Vestas Wind Systems (OTCPK:VWDRY) +11% Wednesday in European trading despite reporting a bigger than expected Q2 net loss, as the wind turbine maker said it was able to pass along high costs from raw materials and transport to customers.
Vestas (OTCPK:VWDRY) said it raised its prices in Q2 by 22% Y/Y, an indicator that the company's hard-hit profit margins could improve.
Vestas (OTCPK:VWDRY) swung to a Q2 net loss of €119M ($121.5M) from a profit of €82M in the year-earlier quarter, as revenue fell 6.5% to €3.31B, below analyst consensus estimates for a a net loss of €85M on revenues of €3.49B.
But the company said the average selling price of its onshore products in Q2 increased to €960K/MW.
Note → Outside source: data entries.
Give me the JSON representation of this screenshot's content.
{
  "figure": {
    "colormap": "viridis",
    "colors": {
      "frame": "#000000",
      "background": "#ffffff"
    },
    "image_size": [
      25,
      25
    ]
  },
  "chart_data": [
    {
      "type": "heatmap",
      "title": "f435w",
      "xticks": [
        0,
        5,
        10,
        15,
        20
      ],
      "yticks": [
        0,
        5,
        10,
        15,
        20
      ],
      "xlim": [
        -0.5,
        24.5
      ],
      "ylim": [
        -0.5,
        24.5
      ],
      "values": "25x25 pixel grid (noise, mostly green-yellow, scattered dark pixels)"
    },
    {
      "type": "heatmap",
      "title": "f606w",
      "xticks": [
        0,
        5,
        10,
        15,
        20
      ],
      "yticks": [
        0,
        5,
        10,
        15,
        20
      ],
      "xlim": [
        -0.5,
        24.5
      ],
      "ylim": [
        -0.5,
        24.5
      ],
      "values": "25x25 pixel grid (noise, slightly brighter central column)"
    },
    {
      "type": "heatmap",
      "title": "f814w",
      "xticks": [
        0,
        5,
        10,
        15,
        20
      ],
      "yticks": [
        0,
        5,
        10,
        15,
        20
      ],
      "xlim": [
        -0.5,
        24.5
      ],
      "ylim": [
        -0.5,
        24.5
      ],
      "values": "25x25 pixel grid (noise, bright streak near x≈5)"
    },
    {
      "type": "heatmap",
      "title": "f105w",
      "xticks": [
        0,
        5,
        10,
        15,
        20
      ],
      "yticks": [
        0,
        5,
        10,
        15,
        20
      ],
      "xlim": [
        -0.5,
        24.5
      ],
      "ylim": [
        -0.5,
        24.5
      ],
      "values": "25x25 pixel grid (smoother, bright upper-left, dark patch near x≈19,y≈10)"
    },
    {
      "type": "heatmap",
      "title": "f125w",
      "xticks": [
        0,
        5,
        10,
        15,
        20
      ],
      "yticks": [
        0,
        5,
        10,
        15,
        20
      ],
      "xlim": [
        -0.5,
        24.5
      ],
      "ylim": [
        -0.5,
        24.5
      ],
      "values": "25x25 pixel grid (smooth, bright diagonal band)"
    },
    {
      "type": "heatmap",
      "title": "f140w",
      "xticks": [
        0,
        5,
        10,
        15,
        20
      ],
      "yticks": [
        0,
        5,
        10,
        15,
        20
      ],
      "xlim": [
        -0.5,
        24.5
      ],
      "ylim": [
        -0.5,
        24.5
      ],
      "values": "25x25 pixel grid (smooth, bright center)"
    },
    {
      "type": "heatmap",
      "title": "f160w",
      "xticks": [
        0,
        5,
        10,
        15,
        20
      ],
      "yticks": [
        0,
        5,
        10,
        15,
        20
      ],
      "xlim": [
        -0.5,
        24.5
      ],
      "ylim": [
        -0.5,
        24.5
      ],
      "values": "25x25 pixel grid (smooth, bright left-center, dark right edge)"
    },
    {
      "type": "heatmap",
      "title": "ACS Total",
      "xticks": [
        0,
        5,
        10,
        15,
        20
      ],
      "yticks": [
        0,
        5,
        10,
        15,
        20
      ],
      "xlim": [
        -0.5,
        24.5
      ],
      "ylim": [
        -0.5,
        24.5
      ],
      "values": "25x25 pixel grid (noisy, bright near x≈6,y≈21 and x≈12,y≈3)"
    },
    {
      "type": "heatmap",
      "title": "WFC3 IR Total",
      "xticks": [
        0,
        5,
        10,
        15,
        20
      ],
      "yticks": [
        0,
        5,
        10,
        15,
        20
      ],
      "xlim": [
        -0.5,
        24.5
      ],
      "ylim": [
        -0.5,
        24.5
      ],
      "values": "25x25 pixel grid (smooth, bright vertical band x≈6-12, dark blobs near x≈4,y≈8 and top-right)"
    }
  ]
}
"We have taken in orders at the highest price level in ten years," CEO Henrik Andersen told Reuters. "Our price development will lead to a more positive 2023."
Andersen also said the new climate and energy bill passed in the U.S. Senate this week is "very supportive of renewable energy in the United States over the next 10 years," and if passed by the U.S. House would strengthen Vestas' (OTCPK:VWDRY) order intake next year and in 2024.
For the full year, Vestas (OTCPK:VWDRY) said it continues to expect revenues of €14.5B-€16B and an EBIT margin of flat to -5%, and still anticipates total investments of ~€1B for the year.